CUDA Data Transmission

Async Memory Move

cudaMemcpy(), cudaMalloc() are explicitly synchronized. To make them async, use cudaMallocAsync(), cudaMemcpyAsync(), cudaFreeAsync() via streams.

Pageable Memory vs. Pinned Memory

Pageable Memory has greater latency compared to pinned memory, which is smaller but is page-locked, meaning GPU can directly access it with DMA without copying. This is also called zero-copying technique.

To allocate pinned memory, use cudaMallocHost() and cudaFreeHost(). We can apply async memory copy techniques.
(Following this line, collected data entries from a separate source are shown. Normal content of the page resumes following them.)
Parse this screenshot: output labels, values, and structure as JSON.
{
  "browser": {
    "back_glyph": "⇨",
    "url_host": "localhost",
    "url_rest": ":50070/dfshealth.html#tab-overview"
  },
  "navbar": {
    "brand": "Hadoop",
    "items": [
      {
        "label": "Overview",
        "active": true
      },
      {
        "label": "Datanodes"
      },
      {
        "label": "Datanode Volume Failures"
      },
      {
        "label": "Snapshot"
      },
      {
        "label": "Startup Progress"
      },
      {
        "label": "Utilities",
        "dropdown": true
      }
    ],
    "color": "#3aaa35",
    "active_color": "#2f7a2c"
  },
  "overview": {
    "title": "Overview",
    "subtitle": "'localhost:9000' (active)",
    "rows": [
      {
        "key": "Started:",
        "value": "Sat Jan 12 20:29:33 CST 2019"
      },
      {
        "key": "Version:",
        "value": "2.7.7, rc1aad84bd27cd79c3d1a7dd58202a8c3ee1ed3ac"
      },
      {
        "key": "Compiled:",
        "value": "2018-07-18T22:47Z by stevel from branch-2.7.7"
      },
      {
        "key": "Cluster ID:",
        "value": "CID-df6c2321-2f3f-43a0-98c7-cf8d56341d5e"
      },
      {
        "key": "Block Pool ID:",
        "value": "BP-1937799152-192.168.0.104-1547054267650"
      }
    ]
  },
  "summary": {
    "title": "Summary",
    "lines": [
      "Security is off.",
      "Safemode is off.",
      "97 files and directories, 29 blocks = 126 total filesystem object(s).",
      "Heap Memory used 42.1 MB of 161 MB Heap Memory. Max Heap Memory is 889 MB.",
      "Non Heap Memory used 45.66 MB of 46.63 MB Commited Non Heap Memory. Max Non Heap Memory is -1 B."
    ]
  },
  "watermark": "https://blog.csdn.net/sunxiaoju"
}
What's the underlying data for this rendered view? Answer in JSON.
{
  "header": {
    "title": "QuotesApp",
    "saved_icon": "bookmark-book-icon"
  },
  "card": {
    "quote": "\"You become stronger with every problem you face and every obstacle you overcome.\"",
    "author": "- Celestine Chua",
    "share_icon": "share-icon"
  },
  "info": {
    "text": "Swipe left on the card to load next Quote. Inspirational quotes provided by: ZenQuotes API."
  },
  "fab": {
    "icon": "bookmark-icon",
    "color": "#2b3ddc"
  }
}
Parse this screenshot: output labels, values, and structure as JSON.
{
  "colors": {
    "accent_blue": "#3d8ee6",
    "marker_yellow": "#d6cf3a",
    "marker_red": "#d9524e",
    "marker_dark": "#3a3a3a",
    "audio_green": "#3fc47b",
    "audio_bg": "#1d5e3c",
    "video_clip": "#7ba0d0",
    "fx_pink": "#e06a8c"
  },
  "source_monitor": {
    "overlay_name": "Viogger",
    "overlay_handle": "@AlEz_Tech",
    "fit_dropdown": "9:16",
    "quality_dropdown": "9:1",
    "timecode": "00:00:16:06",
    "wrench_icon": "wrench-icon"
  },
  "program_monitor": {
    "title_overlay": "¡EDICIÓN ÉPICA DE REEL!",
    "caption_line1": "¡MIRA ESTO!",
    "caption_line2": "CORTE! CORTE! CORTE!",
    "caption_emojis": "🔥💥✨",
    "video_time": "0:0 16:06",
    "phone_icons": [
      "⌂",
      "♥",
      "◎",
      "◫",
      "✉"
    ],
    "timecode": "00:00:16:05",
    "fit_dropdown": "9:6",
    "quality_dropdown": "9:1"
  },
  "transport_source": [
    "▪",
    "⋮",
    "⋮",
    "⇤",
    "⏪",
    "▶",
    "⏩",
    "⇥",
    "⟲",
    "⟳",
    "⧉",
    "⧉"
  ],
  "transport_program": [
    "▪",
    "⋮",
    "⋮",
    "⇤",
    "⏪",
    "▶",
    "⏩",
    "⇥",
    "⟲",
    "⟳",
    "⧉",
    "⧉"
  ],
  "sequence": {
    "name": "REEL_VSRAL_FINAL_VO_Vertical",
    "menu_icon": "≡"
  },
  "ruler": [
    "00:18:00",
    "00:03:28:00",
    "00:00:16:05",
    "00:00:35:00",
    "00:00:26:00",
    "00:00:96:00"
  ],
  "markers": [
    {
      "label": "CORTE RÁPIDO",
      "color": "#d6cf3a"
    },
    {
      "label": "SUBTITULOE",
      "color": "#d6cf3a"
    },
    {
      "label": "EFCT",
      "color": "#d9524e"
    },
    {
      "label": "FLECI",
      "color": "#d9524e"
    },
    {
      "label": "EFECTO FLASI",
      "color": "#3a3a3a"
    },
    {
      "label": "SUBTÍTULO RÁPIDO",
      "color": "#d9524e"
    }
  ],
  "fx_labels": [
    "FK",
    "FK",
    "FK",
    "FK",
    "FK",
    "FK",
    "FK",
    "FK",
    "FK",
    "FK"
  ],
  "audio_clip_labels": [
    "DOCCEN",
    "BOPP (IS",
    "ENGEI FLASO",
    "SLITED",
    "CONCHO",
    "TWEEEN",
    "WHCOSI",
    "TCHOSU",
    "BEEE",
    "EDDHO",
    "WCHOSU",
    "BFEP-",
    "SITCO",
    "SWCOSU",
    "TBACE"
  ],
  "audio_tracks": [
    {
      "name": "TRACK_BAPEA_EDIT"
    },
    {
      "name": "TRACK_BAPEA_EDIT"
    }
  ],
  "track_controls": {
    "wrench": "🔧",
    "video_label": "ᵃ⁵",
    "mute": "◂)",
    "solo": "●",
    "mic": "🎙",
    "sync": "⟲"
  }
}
In order to use pinned memory data in GPU,

first use cudaHostAlloc(&pmem_address, size, cudaHostAllocMapped) with flag cudaHostAllocMapped to map pinned memory onto GPU.
then, we retrieve device side data pointer with cudaHostGetDevicePointer(&device_address, host_address, 0).

Auto Manage Memory

Unified Memory: CPU, GPU memory looks like same memory. In CUDA, it’s called managed memory (cuda automatically manages for us).

1
2
3

// h_data is host side pointer
cudaMallocManaged(&h_data, size); // allocate to same memory
cudaFree(h_data);

cudaMallocManaged() use Page Fault to transmit data.

Speed-Up Managed Memory

Useful since pinned memory is quite small. Besides, cuda managed memory provides some magic to speed up.

cudaMemAdvice() gives cuda heuristics to tell cuda some information to help cuda determine what strategy and optimization to use.
cudaMemPrefetchAsync() makes cuda prefetch data async.